Выбрать главу

Да, это было там, в долине Соронги, на пятый или шестой день, когда сквозь низкие тучи, из которых беспрестанно валил снег, пробилось солнце. Там я видела такой же ослепительный свет. Я отчетливо вспомнила, как, увидев луч, с трудом пробившийся сквозь замерзшее окошко, я встала, прошла к двери и распахнула ее настежь.

Я едва устояла на ногах. От слабости, от боли в глазах, от холодного воздуха и еще — от такого же ослепительного света. Я сделала шаг, кто-то за мной закрыл дверь, я оперлась о стенку и зажмурила глаза. Глазам было больно, и я заплакала. Это не были слезы отчаяния, которые душили меня позже, в больнице и дома. Тогда, на Соронге, я плакала просто от света…»

2

«Я плакала просто от света…»

Страница кончилась. Я перевернул, листки выскользнули из рук и рассыпались по столу.

— Ничего, я сложу их сам, — сказал Новиков и ладонями сбил листки в пачку. — Вы понимаете, почему она написала письмо?

— Мужество очевидца?

— Нет, — покачал головой Новиков, — больше. Она признала себя виновной.

— Но разве следствие не закончено?

— Следствие давно закончено. В конце концов, нового она открыла немного. Гораздо важнее, что признание в виновности она сделала сама, добровольно. Я оказался прав в этом предположении, — усмехнулся он, — Вы помните наш последний разговор, там, в лагере?

Новиков подравнял листки и вложил в конверт. Поймав мой недоумевающий взгляд, он сказал:

— Подождите. Главное вы знаете. Я был уверен, что она напишет. Как видите, не ошибся.

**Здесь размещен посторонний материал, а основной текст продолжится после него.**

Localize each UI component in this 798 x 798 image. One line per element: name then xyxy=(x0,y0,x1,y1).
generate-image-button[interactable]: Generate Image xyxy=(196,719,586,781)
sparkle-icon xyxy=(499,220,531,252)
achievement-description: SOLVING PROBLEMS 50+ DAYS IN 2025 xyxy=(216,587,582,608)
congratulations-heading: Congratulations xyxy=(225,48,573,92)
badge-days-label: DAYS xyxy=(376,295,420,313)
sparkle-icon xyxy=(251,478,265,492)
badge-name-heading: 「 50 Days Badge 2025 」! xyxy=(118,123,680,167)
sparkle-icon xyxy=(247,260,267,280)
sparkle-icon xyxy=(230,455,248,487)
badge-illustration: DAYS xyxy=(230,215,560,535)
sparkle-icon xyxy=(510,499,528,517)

Он держал письмо в руке, не убирая его в стол и не отдавая мне.

— Когда вы уезжаете?

— Сегодня, — ответил я.

— А как вам понравился Кожар? Я имею в виду летний, — опять усмехнулся он. Положил конверт на стол, снял очки и извлек из кармана носовой платок. Без очков он выглядел усталым и даже голос его звучал как-то иначе — глухо и равнодушно. — Зимний Кожар вы уже видели… Вы ведь у нас второй раз?

Да, в этом городке я второй раз. Деревянные, несокрушимые дома с крытыми дворами, скрипучие деревянные тротуары, пыль на дороге, пыль на траве и деревьях— летом Кожар мне не понравился, ему не хватает полярного колорита — сугробов, обледеневших дорог и тяжелого инея на ветвях. Только синеющие на горизонте горы напоминали о той, что это Приполярный Урал.

Я приехал по делу, не имевшему никакого отношения к той первой командировке, — и вдруг телефонный звонок из прокуратуры в гостиницу. Звонил Новиков. Мы с ним не виделись полтора года, и, естественно, его голос я не узнал. «Я хочу побеседовать с вами по делу, связанному с Раупом…» — Только после того, как он произнес «Рауп», я сообразил, кто со мной разговаривает.

Прокуратуру я нашел без труда. Нашел и кабинет с табличкой «Прокурор г. Кожара Новиков Н. В.». В кабинете было душно и накурено, хотя, насколько я помню, прокурор не курил.

Новиков. Он почти не изменился — тот же синий мундир с блестящими пуговицами, те же очки без оправы в виде эллипсов на бледном узком лице. Та же ироническая улыбка в уголках рта…

Мы обменялись обычными в таких случаях фразами о здоровье, о работе, поговорили о наших общих знакомых. Потом Новиков взял лежавший перед ним конверт и вынул из него пачку твердых листков, видимо, вырванных из блокнота и исписанных мелким почерком.

— Вы помните Васенину? На днях я получил от нее письмо…

И я прочел это письмо, точнее, начало письма…

— … значит, Николай Васильевич, хотя следствие и закончено, вы по-прежнему ищете виновных в этом деле?

— Если говорить точнее, — я ищу истину. С моей точки зрения, вина Васениной не так уж велика.

— Знаю. По вашему заключению, главным виновником является Глеб Сосновский.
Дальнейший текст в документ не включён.